Wellbeing

Counselling Program

At Wattle View we are very proud of our innovative Counselling Program.
Our counsellor provides our students, parents and staff with one on one support where required and also offers a number of valuable programs to both students and staff. The counsellor works with students, parents and teachers to assist in meeting the needs that arise in their daily lives. Life is not always easy. But knowing there is someone there just for you, to talk to, to listen, to encourage and to walk with you can be very comforting. Children today have to deal with some very ‘grown up’ issues such as family break-up, grief, addictions. These can be traumatic for them and affect their ability to learn the necessary skills to survive in this world.

Access to the program is through self, parent, or teacher referral. The counsellor is available as a support to both students and parents and is at the school two days a week.
Please feel free to call in to school or ring the counsellor if you would like to have a chat.

What does a counsellor do?

The role of the counsellor is to care for the child/family when he/she needs someone to listen to them.

A Counsellor can:

  • Listen to a child when they want to talk
  • Provide counselling care (encouragement and support)
  • Run support groups/short courses (e.g. anger management, grief support)
  • Help sort out a problem or issue with a child when they are disruptive or not coping in class
  • Refer a child to other professionals
  • Support teachers in class, helping out as needed
  • Listen to and help with teachers’ concerns
  • Connect with parents when the family is really struggling
  • Be available to talk with parents when they have concerns about their children
  • Matters of faith are only pursued when the child (or parent) wishes to talk about them

Zones of Regulation

Respectful Relationships

Resilience, Rights and Respectful Relationships Program

In 2016 Respectful Relationships (RR) education became a core component of the Victorian curriculum. The program was developed after the Royal Commission into the tragic death of Luke Batty in 2014. It was a recommendation from the Royal Commission that all schools use Respectful Relationships to support students to recognise and regulate emotions, develop empathy for others and establish and build a framework for positive relationships.

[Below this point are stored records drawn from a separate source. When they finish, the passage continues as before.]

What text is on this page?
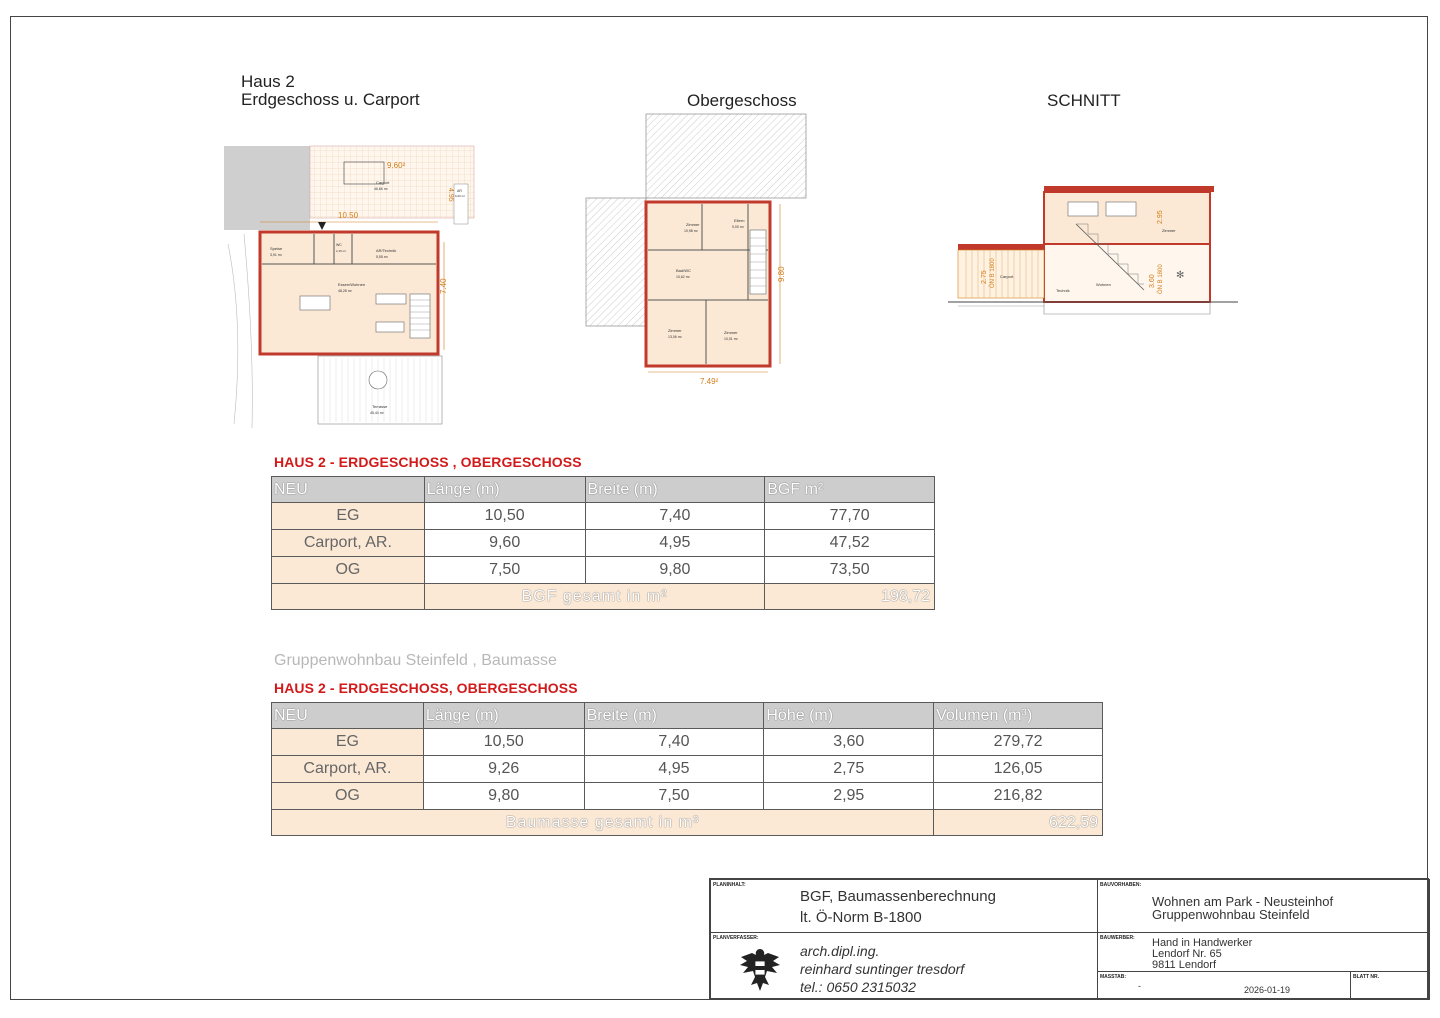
Haus 2
Erdgeschoss u. Carport	Obergeschoss	SCHNITT
Carport
46,66 m²
9.60²
4.95 AR
6,00 m²
10.50
Speise
3,91 m²
WC
2,15 m²	AR/Technik
5,55 m²
Essen/Wohnen
48,28 m²	7.40
Terrasse
45,44 m²
Zimmer
10,98 m²
Eltern
9,00 m²
Bad/WC
10,62 m²
Zimmer
13,06 m²
Zimmer
10,01 m²
7.49²
9.80
Zimmer
Wohnen
Technik
Carport
2.95
2.75 ÖN B 1800	3.60 ÖN B 1800 ✻
HAUS 2 - ERDGESCHOSS , OBERGESCHOSS
NEU	Länge (m)	Breite (m)	BGF m²
EG	10,50	7,40	77,70
Carport, AR.	9,60	4,95	47,52
OG	7,50	9,80	73,50
	BGF gesamt in m²		198,72
Gruppenwohnbau Steinfeld , Baumasse
HAUS 2 - ERDGESCHOSS, OBERGESCHOSS
NEU	Länge (m)	Breite (m)	Höhe (m)	Volumen (m³)
EG	10,50	7,40	3,60	279,72
Carport, AR.	9,26	4,95	2,75	126,05
OG	9,80	7,50	2,95	216,82
Baumasse gesamt in m³				622,59
PLANINHALT:
BGF, Baumassenberechnung
lt. Ö-Norm B-1800
BAUVORHABEN:
Wohnen am Park - Neusteinhof
Gruppenwohnbau Steinfeld
PLANVERFASSER:
arch.dipl.ing.
reinhard suntinger tresdorf
tel.: 0650 2315032
BAUWERBER: Hand in Handwerker
Lendorf Nr. 65
9811 Lendorf
MASSTAB:
-	2026-01-19
BLATT NR.
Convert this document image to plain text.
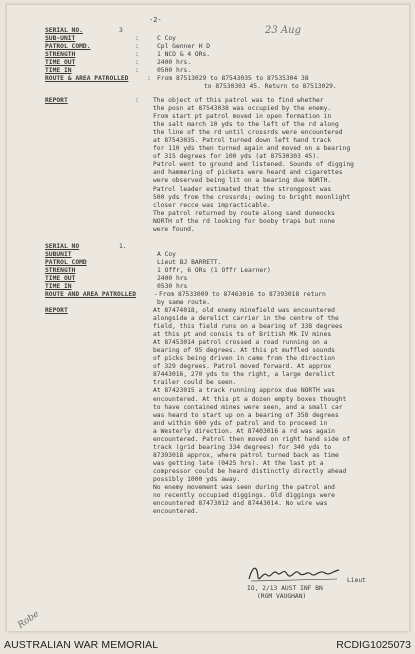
-2-
23 Aug
SERIAL NO.	3
SUB-UNIT	:	C Coy
PATROL COMD.	:	Cpl Genner H D
STRENGTH	:	1 NCO & 4 ORs.
TIME OUT	:	2400 hrs.
TIME IN	:	0500 hrs.
ROUTE & AREA PATROLLED	: From 87513029 to 87543035 to 87535304 38
to 87530303 45. Return to 87513029.
REPORT	: The object of this patrol was to find whether
the posn at 87543038 was occupied by the enemy.
From start pt patrol moved in open formation in
the salt march 10 yds to the left of the rd along
the line of the rd until crossrds were encountered
at 87543035. Patrol turned down left hand track
for 110 yds then turned again and moved on a bearing
of 315 degrees for 100 yds (at 87530303 45).
Patrol went to ground and listened. Sounds of digging
and hammering of pickets were heard and cigarettes
were observed being lit on a bearing due NORTH.
Patrol leader estimated that the strongpost was
500 yds from the crossrds; owing to bright moonlight
closer recce was impracticable.
The patrol returned by route along sand duneocks
NORTH of the rd looking for booby traps but none
were found.
SERIAL NO	1.
SUBUNIT	A Coy
PATROL COMD	Lieut BJ BARRETT.
STRENGTH	1 Offr, 6 ORs (1 Offr Learner)
TIME OUT	2400 hrs
TIME IN	0530 hrs
ROUTE AND AREA PATROLLED	- From 87533009 to 87463016 to 87393018 return
by same route.
REPORT	At 87474018, old enemy minefield was encountered
alongside a derelict carrier in the centre of the
field, this field runs on a bearing of 338 degrees
at this pt and consis ts of British Mk IV mines
At 87453014 patrol crossed a road running on a
bearing of 95 degrees. At this pt muffled sounds
of picks being driven in came from the direction
of 329 degrees. Patrol moved forward. At approx
87443016, 270 yds to the right, a large derelict
trailer could be seen.
At 87423015 a track running approx due NORTH was
encountered. At this pt a dozen empty boxes thought
to have contained mines were seen, and a small car
was heard to start up on a bearing of 358 degrees
and within 600 yds of patrol and to proceed in
a Westerly direction. At 87403016 a rd was again
encountered. Patrol then moved on right hand side of
track (grid bearing 334 degrees) for 340 yds to
87393018 approx, where patrol turned back as time
was getting late (0425 hrs). At the last pt a
compressor could be heard distinctly directly ahead
possibly 1000 yds away.
No enemy movement was seen during the patrol and
no recently occupied diggings. Old diggings were
encountered 87473012 and 87443014. No wire was
encountered.
Lieut
IO, 2/13 AUST INF BN
(RGM VAUGHAN)
Robe
AUSTRALIAN WAR MEMORIAL	RCDIG1025073
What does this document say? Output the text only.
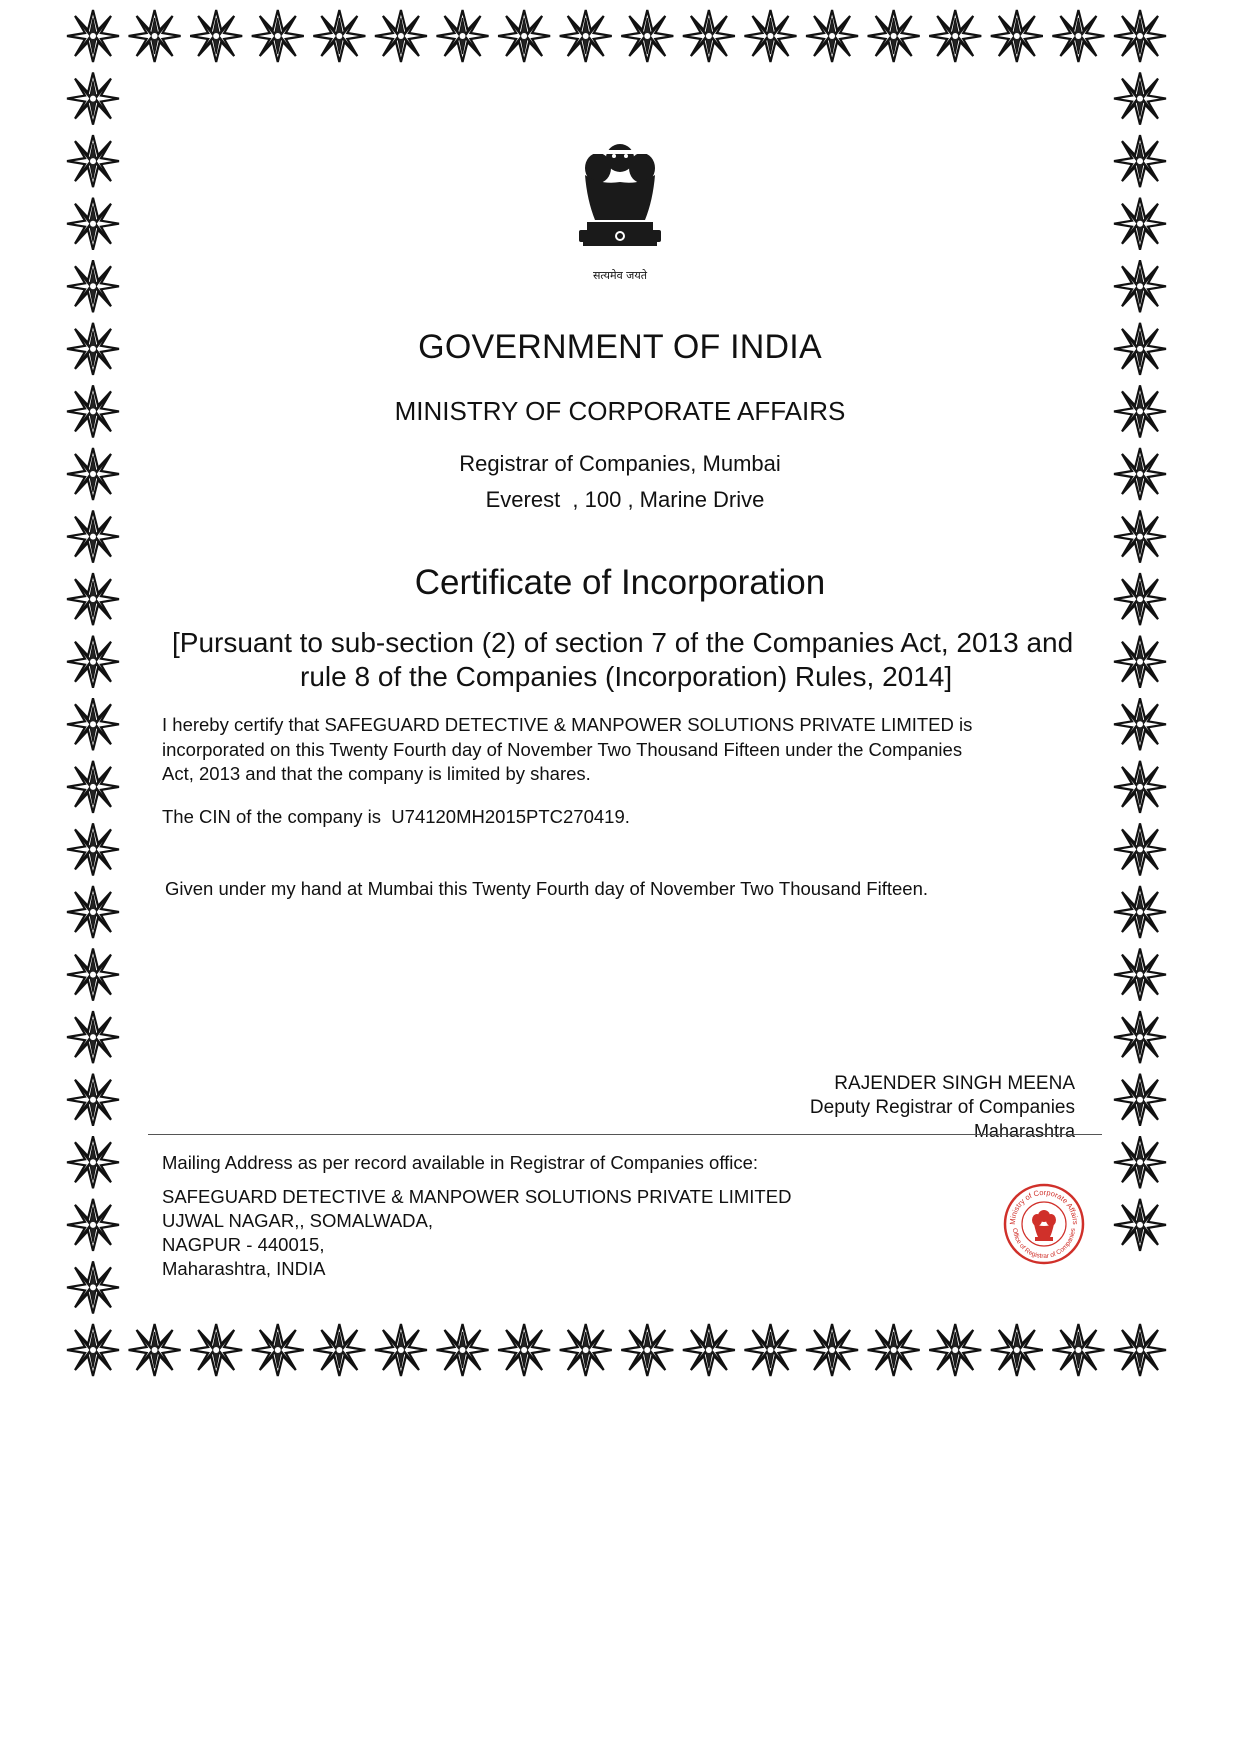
सत्यमेव जयते
GOVERNMENT OF INDIA
MINISTRY OF CORPORATE AFFAIRS
Registrar of Companies, Mumbai
Everest  , 100 , Marine Drive
Certificate of Incorporation
[Pursuant to sub-section (2) of section 7 of the Companies Act, 2013 and
rule 8 of the Companies (Incorporation) Rules, 2014]
I hereby certify that SAFEGUARD DETECTIVE & MANPOWER SOLUTIONS PRIVATE LIMITED is
incorporated on this Twenty Fourth day of November Two Thousand Fifteen under the Companies
Act, 2013 and that the company is limited by shares.
The CIN of the company is  U74120MH2015PTC270419.
Given under my hand at Mumbai this Twenty Fourth day of November Two Thousand Fifteen.
RAJENDER SINGH MEENA
Deputy Registrar of Companies
Maharashtra
Mailing Address as per record available in Registrar of Companies office:
SAFEGUARD DETECTIVE & MANPOWER SOLUTIONS PRIVATE LIMITED
UJWAL NAGAR,, SOMALWADA,
NAGPUR - 440015,
Maharashtra, INDIA
Ministry of Corporate Affairs
Office of Registrar of Companies
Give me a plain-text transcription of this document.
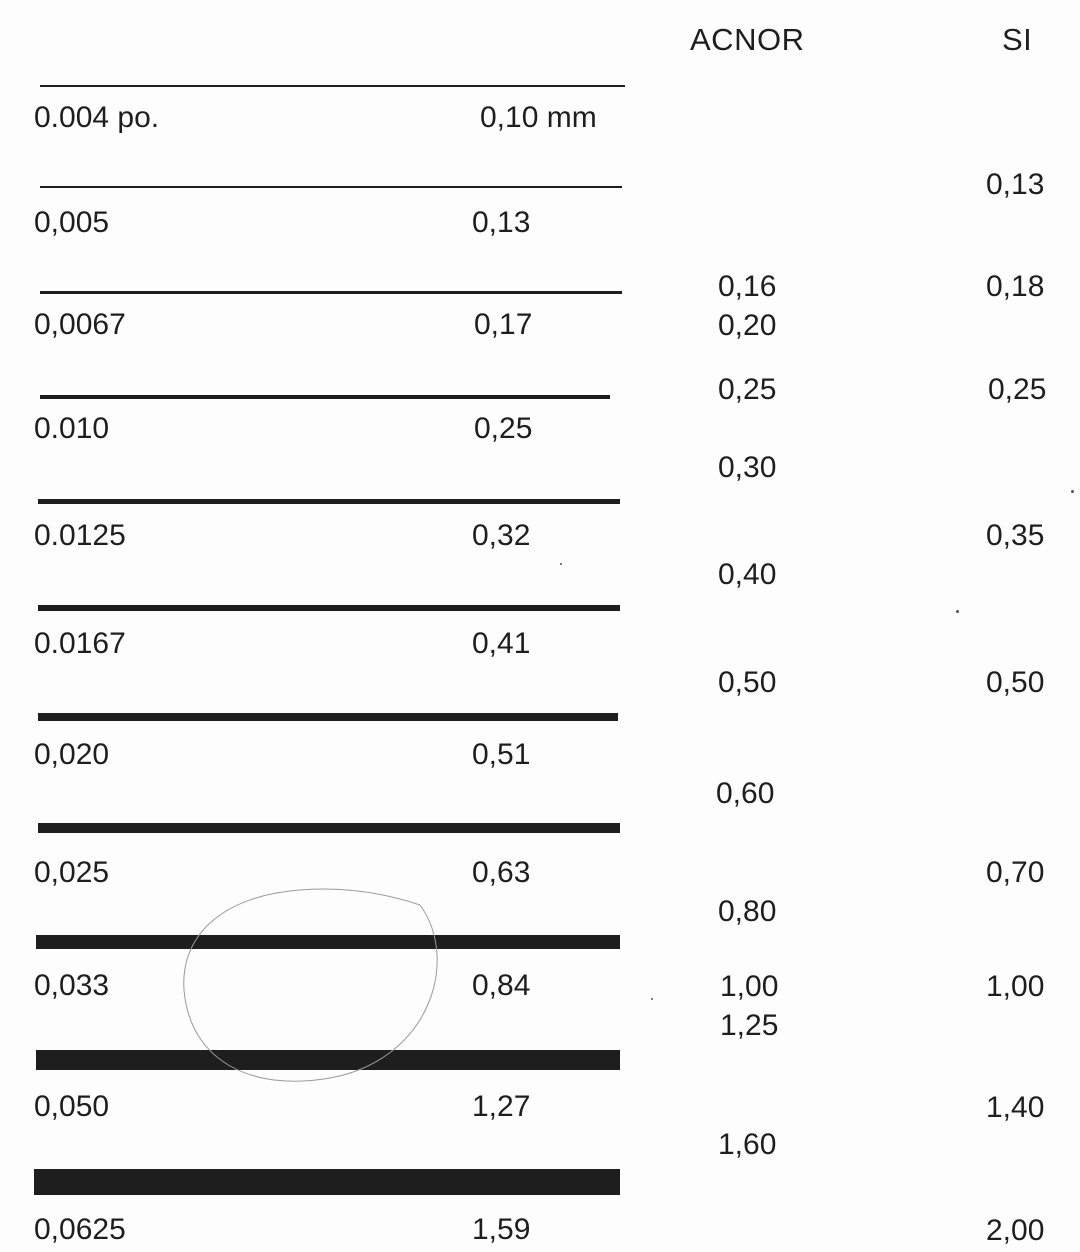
ACNOR	SI
0.004 po.
0,005
0,0067
0.010
0.0125
0.0167
0,020
0,025
0,033
0,050
0,0625
0,10 mm
0,13
0,17
0,25
0,32
0,41
0,51
0,63
0,84
1,27
1,59
0,16
0,20
0,25
0,30
0,40
0,50
0,60
0,80
1,00
1,25
1,60
0,13
0,18
0,25
0,35
0,50
0,70
1,00
1,40
2,00
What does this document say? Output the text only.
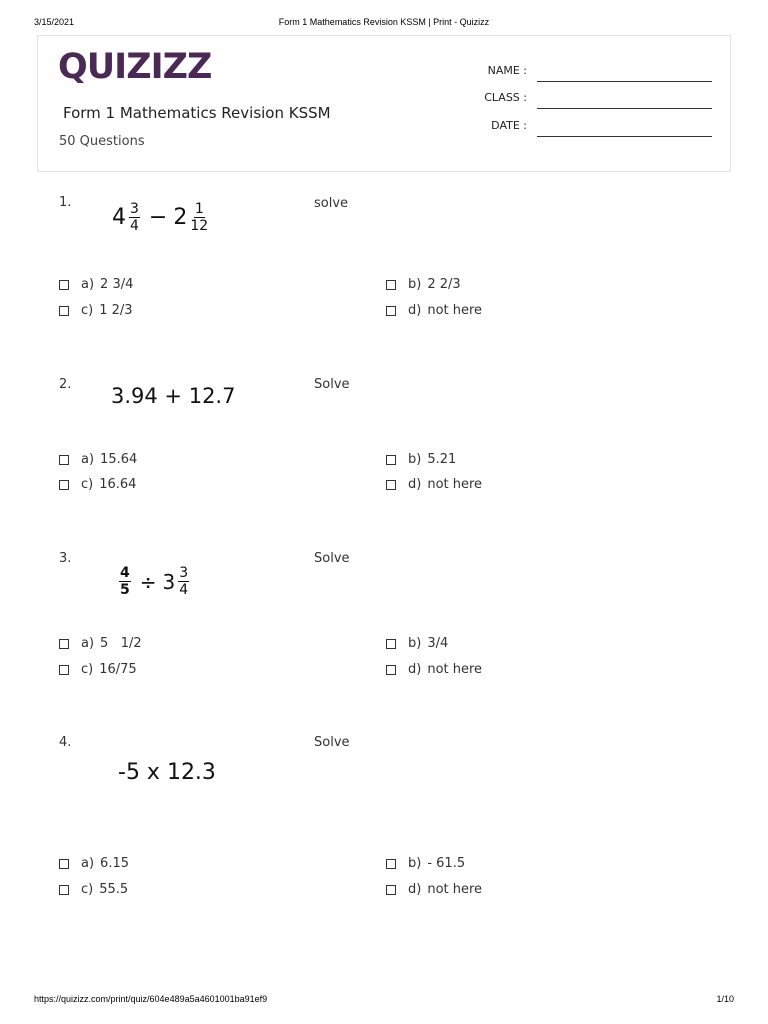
3/15/2021	Form 1 Mathematics Revision KSSM | Print - Quizizz
QUIZIZZ
Form 1 Mathematics Revision KSSM
50 Questions
NAME :
CLASS :
DATE :
1.	solve
$4 \frac{3}{4} - 2 \frac{1}{12}$
a) 2 3/4	b) 2 2/3
c) 1 2/3	d) not here
2.	Solve
3.94 + 12.7
a) 15.64	b) 5.21
c) 16.64	d) not here
3.	Solve
$\frac{4}{5} \div 3 \frac{3}{4}$
a) 5   1/2	b) 3/4
c) 16/75	d) not here
4.	Solve
-5 x 12.3
a) 6.15	b) - 61.5
c) 55.5	d) not here
https://quizizz.com/print/quiz/604e489a5a4601001ba91ef9	1/10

The Resilience, Rights and Respectful Relationships teaching and learning materials have been developed to support schools to deliver the curriculum and are mandated to be taught in all Victorian government schools by 2021.
At Wattle View Primary School we want our children to have an education that gives them the best start to a happy, healthy and prosperous life. This approach leads to positive change in students’ academic outcomes, their wellbeing, classroom behaviour, and relationships between teachers and students. We know that changes in attitudes and behaviours can be achieved when positive attitudes, behaviours and gender equality are lived across the school community. Together, we can lead the way in creating genuine and lasting change so every child has the opportunity to achieve their full potential.

The classroom program will focus on 8 key areas:

  • Emotional Literacy: This helps students develop the ability to be aware of, understand and use vocabulary about the emotional states of themselves and others with competence.
  • Personal Strengths: Students develop a vocabulary to help them recognise and understand various strengths and positive qualities in themselves and others. They identify the strengths they admire in others and those they need to draw on to engage with the challenges and opportunities that life presents.
  • Positive Coping: Students develop language around coping, critically reflect on their coping strategies and extend their repertoire of positive coping strategies.
  • Problem-solving: Students learn a range of problem-solving techniques that can be applied when confronting personal, social and ethical dilemmas. They engage in applied learning tasks in which they apply their problem-solving skills to be realistic.
  • Stress management: This teaches students to learn a range of problem-solving skills through applied learning tasks, so that they are able to cope with challenges as they arise.
  • Help-seeking: Help seeking is a coping strategy that involves seeking technical, instrumental, social or emotional support from other people.
  • Gender and identity: These are age-appropriate learning activities that assist students to understand and critique the influence of gender norms on attitudes and behaviours (see clip linked below for an example of a discussion prompt).
  • Positive gender relationships: This teaches students to build positive gender relationships and the importance of acceptance of difference and diversity.

Respectful Relationships takes a whole-school approach, recognising that schools are a place of learning, a workplace and a key part of local communities. It embeds a culture of respect and equality across our entire school community, from our classrooms to staffrooms, sporting fields, fetes and social events.
Our students will be participating in RR lessons on a weekly or fortnightly basis within their classrooms or across their level.